How to Structure Short-Term Private Money Loans

“How do you structure short-term private money loans?”

When I was learning the ropes, many of my private money prospects were at the point where they wanted to get started but didn’t want to tie up the funds for too long. Or they wanted to “try out” private lending on a short term to see how things worked BEFORE committing to a longer term loan.

So I had to go the trial and error route and figure out a way to structure short-term private money loans.

You see, if you structure your investment opportunities as debt investments (which is how I primarily do it), your private lender wouldn’t make very much moolah for lending funds to you for just a month or two.

For example, if you borrowed $100k for one month at 8%, your private lender would earn less than $700 bucks. For many people, that’s not enough of an incentive to get ‘em to part with a hundred grand.

And if you’re wondering, “Why would I want short-term private money?”

For a lot of reasons… maybe you already have a buyer in place and don’t want to try and juggle a double closing (if you mess this up, you could lose the entire deal)… or you want to do minimal repairs to the property before you flip it… or you have the ability to refinance the property but need purchase funding.

Short-term private money can definitely benefit your biz… so here are two strategies that I’ve successfully used to structure these types of opportunities:

Strategy #1 – include a prepayment penalty in the mortgage or deed of trust.
Prepayment penalties are usually expressed as a percent of the outstanding balance at the time of prepayment, or as a specified number of months of interest (this is how the deal below was structured).

Real World Deal: I bought a house in Goose Creek, and a guy who I met at our local REIA funded it. I borrowed the funds for 4 months but knew that I would flip it within a month or two.

He wanted to make sure it was worth his while… so we included a prepayment penalty that stated that he would get the full 4 month’s worth of interest… even if we paid it off a day after we purchased it. It was a win-win.

My private lender made a great return short term… and I didn’t have to use one penny of my own money or credit to do the deal… AND made over $21,000!

I’ll take it!

Strategy #2 – Negotiate a flat fee
This is the primary strategy that I use to get short-term funds. It’s simple. Easy to understand. And that goes a long way when getting private money.

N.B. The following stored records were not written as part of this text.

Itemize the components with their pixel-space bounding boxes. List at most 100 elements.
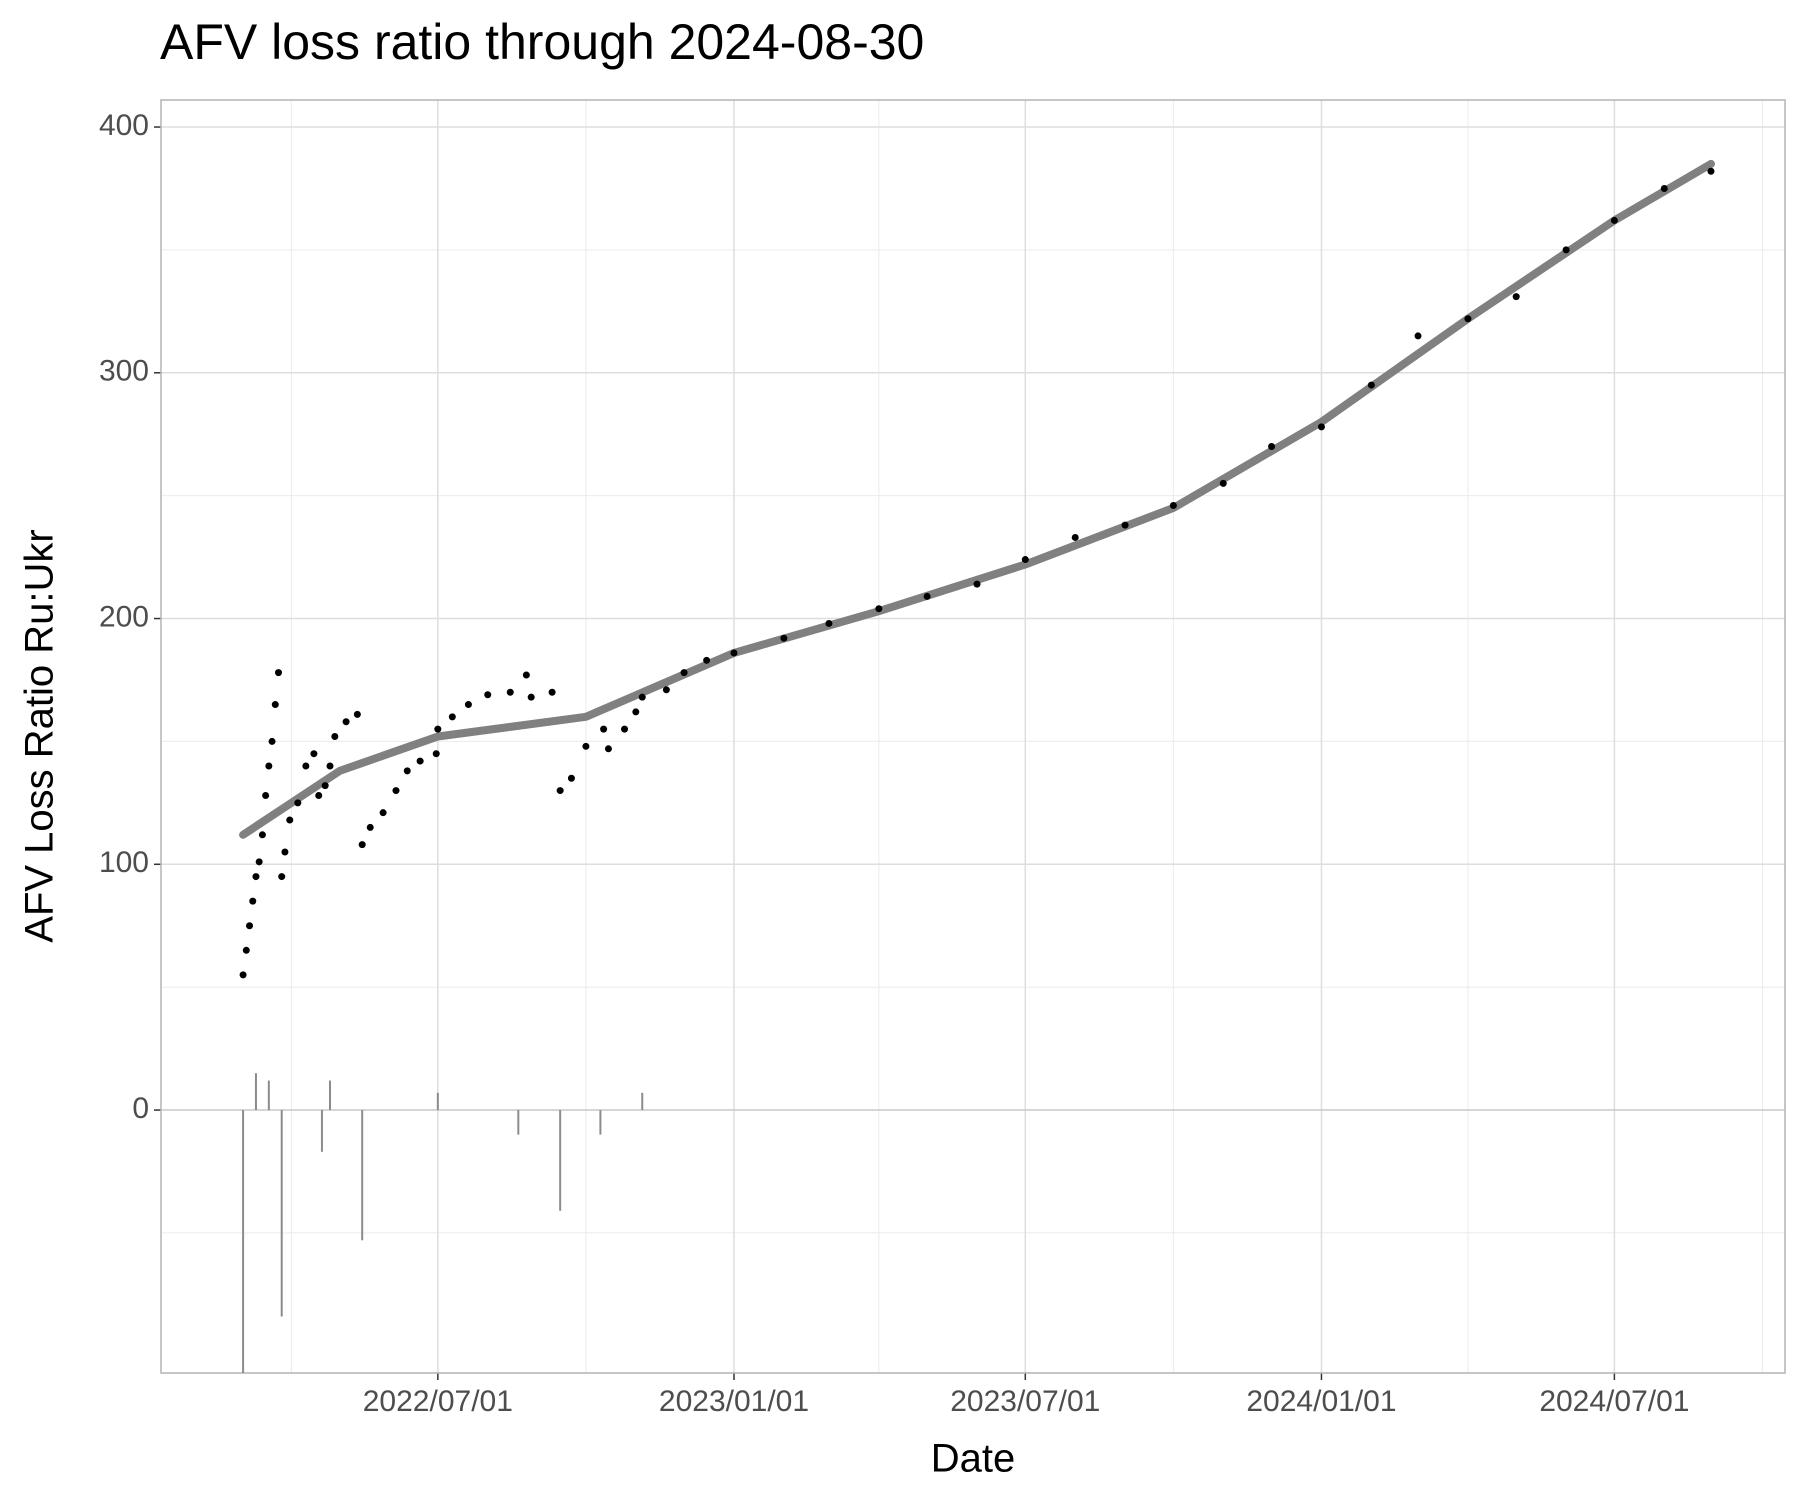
point bbox=[1414, 332, 1422, 340]
change-bar bbox=[599, 1110, 602, 1135]
point bbox=[662, 686, 670, 694]
point bbox=[1707, 167, 1715, 175]
point bbox=[252, 873, 260, 881]
point bbox=[556, 787, 564, 795]
point bbox=[464, 701, 472, 709]
y-tick-label: 100 bbox=[99, 846, 149, 879]
x-tick-label: 2023/01/01 bbox=[659, 1385, 809, 1418]
point bbox=[331, 733, 339, 740]
point bbox=[358, 841, 366, 849]
point bbox=[680, 669, 688, 677]
x-axis-label: Date bbox=[931, 1437, 1016, 1481]
point bbox=[780, 634, 788, 642]
chart-title: AFV loss ratio through 2024-08-30 bbox=[160, 14, 924, 70]
point bbox=[353, 710, 361, 718]
point bbox=[506, 688, 514, 696]
change-bar bbox=[641, 1092, 644, 1111]
point bbox=[1367, 381, 1375, 389]
point bbox=[315, 791, 323, 799]
point bbox=[246, 922, 254, 930]
change-bar bbox=[254, 1073, 257, 1111]
point bbox=[274, 669, 282, 677]
point bbox=[548, 688, 556, 696]
point bbox=[310, 750, 318, 758]
x-tick-label: 2022/07/01 bbox=[363, 1385, 513, 1418]
point bbox=[604, 745, 612, 753]
point bbox=[621, 725, 629, 733]
point bbox=[1317, 423, 1325, 431]
panel-border bbox=[160, 99, 1786, 1374]
point bbox=[262, 791, 270, 799]
point bbox=[1268, 443, 1276, 451]
y-axis-label: AFV Loss Ratio Ru:Ukr bbox=[18, 529, 62, 942]
point bbox=[638, 693, 646, 701]
change-bar bbox=[361, 1110, 364, 1241]
point bbox=[302, 762, 310, 770]
point bbox=[1071, 533, 1079, 541]
change-bar bbox=[436, 1092, 439, 1111]
point bbox=[1464, 315, 1472, 323]
change-bar bbox=[320, 1110, 323, 1152]
point bbox=[1660, 184, 1668, 192]
change-bar bbox=[242, 1110, 245, 1373]
y-tick-label: 0 bbox=[132, 1092, 149, 1125]
point bbox=[703, 656, 711, 664]
point bbox=[265, 762, 273, 770]
change-bar bbox=[328, 1080, 331, 1111]
trend-line bbox=[239, 159, 1715, 839]
point bbox=[249, 897, 257, 905]
x-tick-label: 2024/01/01 bbox=[1246, 1385, 1396, 1418]
point bbox=[923, 592, 931, 600]
point bbox=[434, 725, 442, 733]
point bbox=[342, 718, 350, 726]
point bbox=[448, 713, 456, 721]
x-tick-label: 2023/07/01 bbox=[950, 1385, 1100, 1418]
point bbox=[242, 946, 250, 954]
point bbox=[567, 774, 575, 782]
point bbox=[875, 605, 883, 613]
point bbox=[825, 619, 833, 627]
point bbox=[730, 649, 738, 657]
point bbox=[326, 762, 334, 770]
point bbox=[1121, 521, 1129, 529]
change-bar bbox=[559, 1110, 562, 1211]
point bbox=[278, 873, 286, 881]
point bbox=[432, 750, 440, 758]
point bbox=[1021, 556, 1029, 564]
y-tick-label: 300 bbox=[99, 355, 149, 388]
point bbox=[258, 831, 266, 839]
point bbox=[527, 693, 535, 701]
point bbox=[1562, 246, 1570, 254]
point bbox=[379, 809, 387, 817]
point bbox=[973, 580, 981, 588]
point bbox=[582, 742, 590, 750]
point bbox=[268, 737, 276, 745]
point bbox=[632, 708, 640, 716]
change-bar bbox=[267, 1080, 270, 1111]
change-bar bbox=[517, 1110, 520, 1135]
y-tick-label: 200 bbox=[99, 600, 149, 633]
point bbox=[294, 799, 302, 807]
point bbox=[255, 858, 263, 866]
change-bar bbox=[280, 1110, 283, 1317]
point bbox=[1219, 479, 1227, 487]
point bbox=[484, 691, 492, 699]
point bbox=[1610, 216, 1618, 224]
y-tick-label: 400 bbox=[99, 109, 149, 142]
point bbox=[286, 816, 294, 824]
point bbox=[239, 971, 247, 979]
point bbox=[1512, 293, 1520, 301]
x-tick-label: 2024/07/01 bbox=[1539, 1385, 1689, 1418]
point bbox=[392, 787, 400, 795]
point bbox=[281, 848, 289, 856]
point bbox=[403, 767, 411, 775]
point bbox=[600, 725, 608, 733]
point bbox=[366, 823, 374, 831]
point bbox=[416, 757, 424, 765]
point bbox=[522, 671, 530, 679]
point bbox=[321, 782, 329, 790]
point bbox=[271, 701, 279, 709]
point bbox=[1169, 501, 1177, 509]
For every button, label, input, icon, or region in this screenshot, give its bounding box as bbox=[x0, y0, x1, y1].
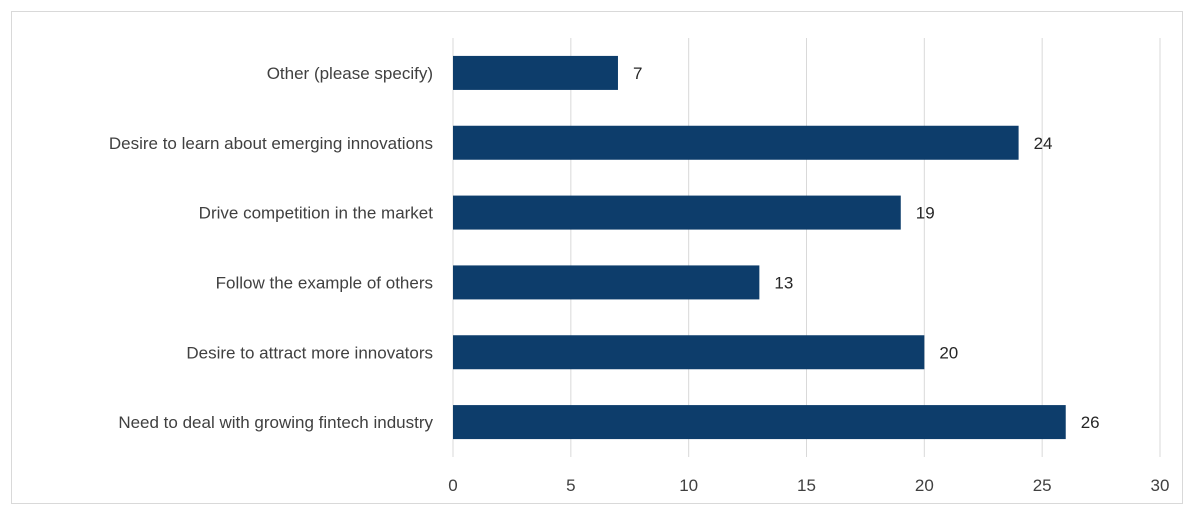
x-tick-label: 30 bbox=[1151, 476, 1170, 495]
bar bbox=[453, 265, 760, 300]
data-labels: 7 24 19 13 20 26 bbox=[633, 64, 1100, 432]
x-tick-label: 20 bbox=[915, 476, 934, 495]
bar bbox=[453, 195, 901, 230]
x-tick-label: 0 bbox=[448, 476, 457, 495]
bar bbox=[453, 335, 925, 370]
bars bbox=[453, 55, 1066, 440]
data-label: 13 bbox=[774, 273, 793, 292]
data-label: 7 bbox=[633, 64, 642, 83]
bar bbox=[453, 405, 1066, 440]
data-label: 20 bbox=[939, 343, 958, 362]
category-label: Other (please specify) bbox=[267, 64, 433, 83]
x-tick-label: 15 bbox=[797, 476, 816, 495]
data-label: 19 bbox=[916, 204, 935, 223]
category-label: Drive competition in the market bbox=[199, 204, 434, 223]
data-label: 24 bbox=[1034, 134, 1053, 153]
category-label: Desire to learn about emerging innovatio… bbox=[109, 134, 433, 153]
category-label: Need to deal with growing fintech indust… bbox=[118, 413, 433, 432]
x-tick-label: 25 bbox=[1033, 476, 1052, 495]
category-label: Follow the example of others bbox=[216, 273, 433, 292]
category-label: Desire to attract more innovators bbox=[186, 343, 433, 362]
data-label: 26 bbox=[1081, 413, 1100, 432]
bar bbox=[453, 125, 1019, 160]
x-axis-ticks: 0 5 10 15 20 25 30 bbox=[448, 476, 1169, 495]
category-labels: Other (please specify) Desire to learn ab… bbox=[109, 64, 434, 432]
x-tick-label: 10 bbox=[679, 476, 698, 495]
gridlines bbox=[452, 38, 1161, 457]
x-tick-label: 5 bbox=[566, 476, 575, 495]
bar bbox=[453, 55, 618, 90]
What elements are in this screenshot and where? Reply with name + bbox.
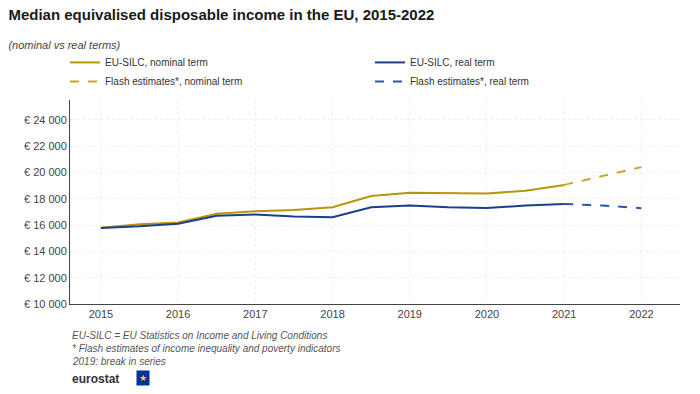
svg-text:2019: 2019 xyxy=(398,308,422,320)
svg-text:€ 10 000: € 10 000 xyxy=(24,298,67,310)
svg-text:2019: break in series: 2019: break in series xyxy=(72,356,166,367)
svg-text:2020: 2020 xyxy=(475,308,499,320)
svg-text:2021: 2021 xyxy=(552,308,576,320)
svg-text:€ 22 000: € 22 000 xyxy=(24,140,67,152)
svg-text:2022: 2022 xyxy=(629,308,653,320)
svg-text:EU-SILC, nominal term: EU-SILC, nominal term xyxy=(105,57,208,68)
svg-text:* Flash estimates of income in: * Flash estimates of income inequality a… xyxy=(72,343,340,354)
svg-text:€ 14 000: € 14 000 xyxy=(24,245,67,257)
svg-text:€ 20 000: € 20 000 xyxy=(24,166,67,178)
svg-text:2018: 2018 xyxy=(320,308,344,320)
svg-text:★: ★ xyxy=(139,373,147,383)
svg-text:2016: 2016 xyxy=(166,308,190,320)
svg-text:eurostat: eurostat xyxy=(72,372,119,386)
svg-text:Flash estimates*, real term: Flash estimates*, real term xyxy=(410,76,529,87)
svg-text:2017: 2017 xyxy=(243,308,267,320)
svg-text:€ 16 000: € 16 000 xyxy=(24,219,67,231)
svg-text:€ 18 000: € 18 000 xyxy=(24,193,67,205)
svg-text:€ 12 000: € 12 000 xyxy=(24,272,67,284)
svg-text:2015: 2015 xyxy=(89,308,113,320)
svg-text:(nominal vs real terms): (nominal vs real terms) xyxy=(8,39,120,51)
svg-text:Flash estimates*, nominal term: Flash estimates*, nominal term xyxy=(105,76,242,87)
svg-text:EU-SILC = EU Statistics on Inc: EU-SILC = EU Statistics on Income and Li… xyxy=(72,330,327,341)
svg-text:Median equivalised disposable: Median equivalised disposable income in … xyxy=(8,6,434,23)
svg-text:€ 24 000: € 24 000 xyxy=(24,114,67,126)
svg-text:EU-SILC, real term: EU-SILC, real term xyxy=(410,57,494,68)
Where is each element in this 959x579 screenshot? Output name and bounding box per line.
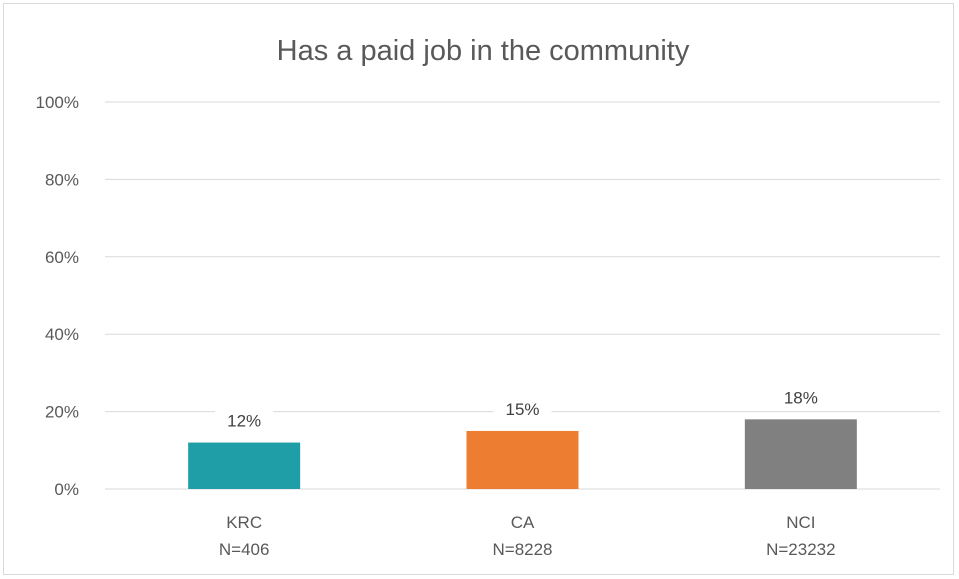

Real World Deal: I found a deal off Dorchester Road in North Charleston and got most of it seller financed. I only needed $20k in cash to close… and planned on flipping it quickly.

To borrow the funds, I offered my private lender a $500 flat fee.

That may not seem like a lot… but I only borrowed $20k and it was a heck of a lot more than my private lender would have made putting it back into a CD.

Another win-win.

There you go… now you know why it makes sense to use short-term private money, two strategies for structuring these types of loans, and real world deals I’ve closed using these strategies.